Last night was another shortened rehearsal for Oedipus Rex, as we took less than 50 minutes to run through all of our parts with Maestro James Levine (hereafter referred to affectionately as “Jimmy,” as most of us do).
Almost every other conductor we’ve sung for wants very hands-on experience directing the chorus and gives us very specific direction. It’s usually welcomed, but it also sort of reminds me sadly of the classic office situation where executives approving something just have to make a few changes to make it feel like it’s theirs and to reassert their authority. (I do it too, unconsciously, when I’m approving something for someone else… “In this copy, what if we change this word, and split this into two paragraphs…”). Most conductors insist on these minor adjustments, sometimes inspired, sometimes shrug-inducing, that satisfy some particular quirk of theirs but may or may not make the piece better.
It’s been a long time since I’ve sung for Jimmy, given his physical ailments that have kept him away from the podium for a few years. But one thing hasn’t changed. Jimmy is not a hands-on conductor during the piano rehearsal. He’s there to watch and listen. He lets John Oliver conduct us, and occasionally — I’d even say, rarely — interrupts to give us some sort of direction.
It is painfully easy to watch Jimmy during moments like these and conjure up the image of a special needs kid trying to keep up. He is partially transfixed by the music, sometimes singing along with solo parts in an off-key warbling baritone, often rocking back and forth and constantly shifting position (to the point where I wonder if he has Parkinson’s), and always with a child-like smile on his face. But it would be a mistake. When he does give advice, it’s so quickly clear that he’s hearing about 50 more things than you or I will ever hear in the music. Like when he slipped into a lecture about how it’s necessary to bring out the tension between the vocal harmonics and the sostenuto (the sustained, repeated timpani notes, which often is the only accompaniment.)

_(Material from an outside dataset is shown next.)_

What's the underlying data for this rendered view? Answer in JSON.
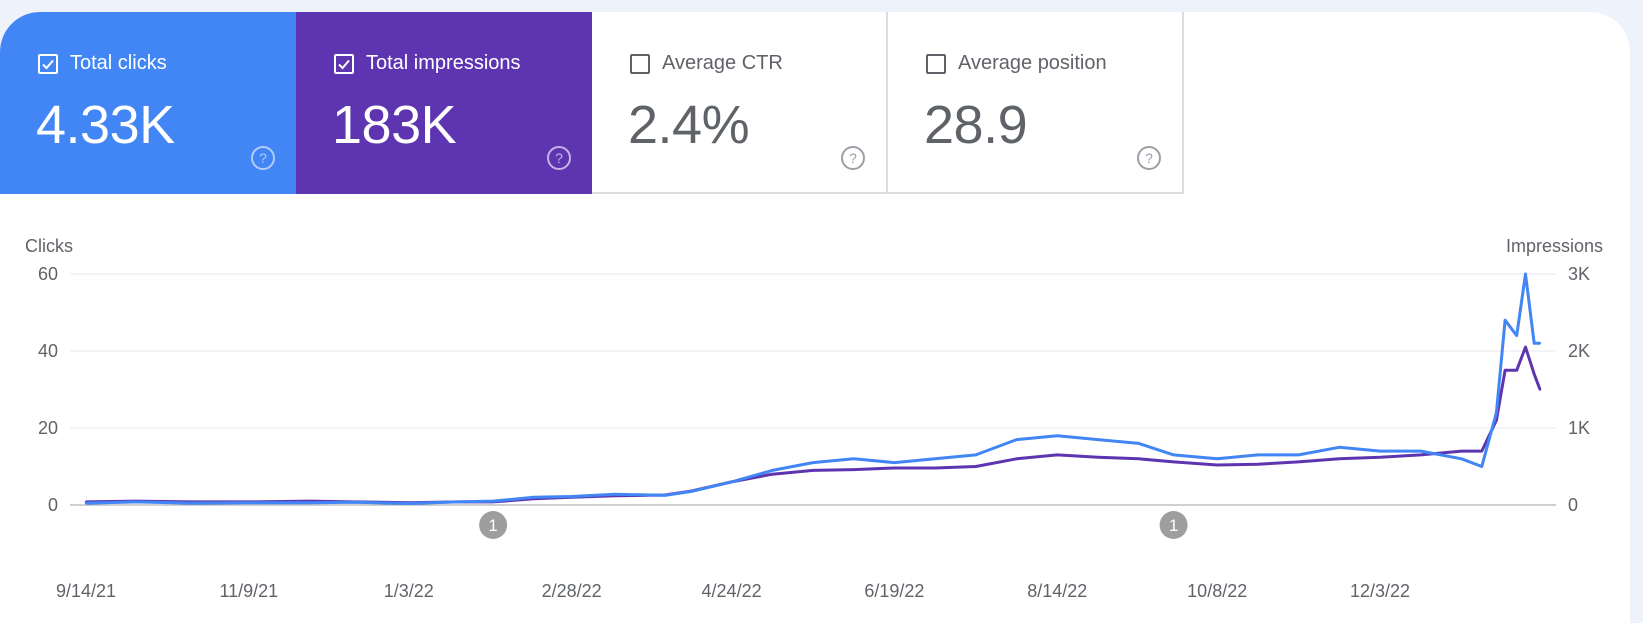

And yet, even with such limited involvement, we know he is capable of generating the most amazing concert performances. Everyone gushed about how “transcendent” his Mahler’s 2nd performance was last October. We saw a glimpse of this when he suddenly took over for John in the last part, reminding us of how to treat the final Vale, vale Oedipus. He reminded us that since “the end of each phrase as written is so sad,” the character of the ending should be “the saddest thing you’ve ever heard. We did it again, suddenly evoking a gentle pity that we found from ourselves more easily from the slower tempo he dictated and his (very brief!) hand movements as he led us through it. Wow. It will leave the audience breathless, that ending.
One funny moment: We were asking Jimmy about the character of the happy-go-lucky section which is at odds with the somber nature of the scene (blood gushing from Oedipus’s eyes after he pokes them out with the brooch from his hanged wife… not something you expect circus music from.) Jimmy called it the “Tarantella from Hell,” and made an off-hand remark (I didn’t quite hear it) comparing it to all the Pops music we’d been singing this Christmas. John took it a step further, pointing out how it was banal, cheap music for the mob — the spectacle for the masses — the stuff everyone wants to hear. “You’re familiar with that by now, right? Singing for the masses?” Having each come off 7+ holiday pops performances… yes, we knew what he meant!